ACM Student Research Competition Banner

The project Collaborating Across Boundaries to Engage Undergraduates in Computational Thinking (CABECT), is partially funded by the National Science Foundation DUE Award #1141170. Derek, mentored by Dr. Monisha Pulimood, focused his research project on “Using CABECTPortal as a Case Study to Extend the Capabilities of Penetration Testing Tools.” An abstract of Derek’s research is below.

ACM National Student Research CompetitionThis project presents an approach to web application security that modifies general penetration testing tools to test for advanced vulnerabilities. As a proof of concept, the ZAP (Zed Attack Proxy) security tool was extended with functionality to test vulnerabilities such as server-side security misconfiguration, to test CABECTPortal (a website housing collaborations between multiple disciplines). By combining the general vulnerability checks built into tools like ZAP and the server-side maintenance checks that are normally conducted manually by system administrators and programmers, this project provides a more tailored approach to security testing that can be applied to any web application, making testing easier and more precise.

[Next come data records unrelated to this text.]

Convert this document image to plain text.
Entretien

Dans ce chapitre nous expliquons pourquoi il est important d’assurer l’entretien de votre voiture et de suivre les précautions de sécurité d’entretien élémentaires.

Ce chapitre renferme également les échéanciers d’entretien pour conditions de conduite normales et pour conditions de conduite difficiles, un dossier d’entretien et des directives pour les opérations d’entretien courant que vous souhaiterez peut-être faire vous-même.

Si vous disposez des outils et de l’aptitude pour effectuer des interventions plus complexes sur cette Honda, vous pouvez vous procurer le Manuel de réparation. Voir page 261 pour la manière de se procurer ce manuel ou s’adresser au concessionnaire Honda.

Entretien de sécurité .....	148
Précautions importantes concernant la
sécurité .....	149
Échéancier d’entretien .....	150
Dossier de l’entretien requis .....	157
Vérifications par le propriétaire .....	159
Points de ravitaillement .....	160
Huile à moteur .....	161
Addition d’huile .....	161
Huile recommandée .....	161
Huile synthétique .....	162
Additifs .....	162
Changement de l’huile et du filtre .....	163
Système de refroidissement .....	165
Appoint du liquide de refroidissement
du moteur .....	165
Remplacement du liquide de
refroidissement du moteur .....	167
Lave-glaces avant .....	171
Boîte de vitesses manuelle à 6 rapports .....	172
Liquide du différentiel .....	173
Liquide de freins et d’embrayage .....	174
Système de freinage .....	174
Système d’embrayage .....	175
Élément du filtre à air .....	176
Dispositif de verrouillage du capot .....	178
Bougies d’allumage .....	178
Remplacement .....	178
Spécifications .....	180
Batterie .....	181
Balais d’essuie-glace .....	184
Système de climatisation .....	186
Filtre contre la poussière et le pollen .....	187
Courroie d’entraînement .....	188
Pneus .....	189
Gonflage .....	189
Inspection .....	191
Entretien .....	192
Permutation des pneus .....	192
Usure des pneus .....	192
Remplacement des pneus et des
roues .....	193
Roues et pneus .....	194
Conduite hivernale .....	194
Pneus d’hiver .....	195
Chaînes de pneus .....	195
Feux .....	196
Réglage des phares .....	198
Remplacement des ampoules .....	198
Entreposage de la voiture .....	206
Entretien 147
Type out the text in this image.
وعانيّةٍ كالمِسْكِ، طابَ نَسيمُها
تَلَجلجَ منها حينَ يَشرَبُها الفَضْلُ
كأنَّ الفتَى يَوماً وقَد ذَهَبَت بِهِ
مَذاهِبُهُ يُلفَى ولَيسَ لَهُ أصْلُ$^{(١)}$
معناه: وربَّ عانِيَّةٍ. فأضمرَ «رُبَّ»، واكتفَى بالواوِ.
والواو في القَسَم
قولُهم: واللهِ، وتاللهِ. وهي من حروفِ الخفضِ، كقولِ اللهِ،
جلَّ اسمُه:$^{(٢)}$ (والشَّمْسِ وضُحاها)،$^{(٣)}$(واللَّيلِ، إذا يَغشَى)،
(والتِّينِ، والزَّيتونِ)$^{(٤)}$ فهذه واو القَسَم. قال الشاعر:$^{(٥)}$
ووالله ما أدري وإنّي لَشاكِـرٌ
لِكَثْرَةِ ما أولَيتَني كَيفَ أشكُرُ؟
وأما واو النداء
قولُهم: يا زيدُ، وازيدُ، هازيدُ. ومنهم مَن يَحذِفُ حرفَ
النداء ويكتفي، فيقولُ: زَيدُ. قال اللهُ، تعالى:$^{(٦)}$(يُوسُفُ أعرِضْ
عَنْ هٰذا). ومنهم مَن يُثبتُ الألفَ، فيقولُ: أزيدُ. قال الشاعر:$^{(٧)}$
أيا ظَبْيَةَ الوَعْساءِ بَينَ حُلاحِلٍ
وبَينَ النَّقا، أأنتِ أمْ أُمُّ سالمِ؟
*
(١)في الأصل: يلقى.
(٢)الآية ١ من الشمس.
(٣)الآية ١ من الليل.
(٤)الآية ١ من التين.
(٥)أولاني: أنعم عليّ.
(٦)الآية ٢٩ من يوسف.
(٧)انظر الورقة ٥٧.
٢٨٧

Brandon designed an original experiment, “Real Time Occupancy Notification: A Comparison Between Passive Infrared and iBeacon Implementations”, guided by Dr. Deborah Knox. Brandon’s project is partially funded through a Student-Faculty Research Award from the TCNJ Chapter of Phi Kappa Phi. The abstract of Brandon’s research project follows:

BrandoniBeacon technology has the potential to evolve occupancy detection over the traditional passive infrared motion sensor approach due to portability, relatively low cost, and capabilities beyond motion detection alone. This project implements study room occupancy detection in the TCNJ Library using a Raspberry Pi with a PIR sensor and an Estimote Beacon. The scalability of each approach is directly compared by cost, ease of setup and maintenance, and accuracy. Prototype occupancy detection systems are set up in study room environments to provide end-users with a listing of available rooms in real-time through new functionality in the TCNJ Library iOS app. Using iBeacon sensors can bring extra functionality to existing systems and new environments where portability is essential.

Both student projects were conducted as part of the Computer Science mentored research capstone experience. Congratulations to Derek and Brandon for representing TCNJ and for sharing their results at the ACM Student Research Competition at SIGCSE 2015! Their research posters may be viewed in the Computer Science Department in Forcina Hall, 4th floor.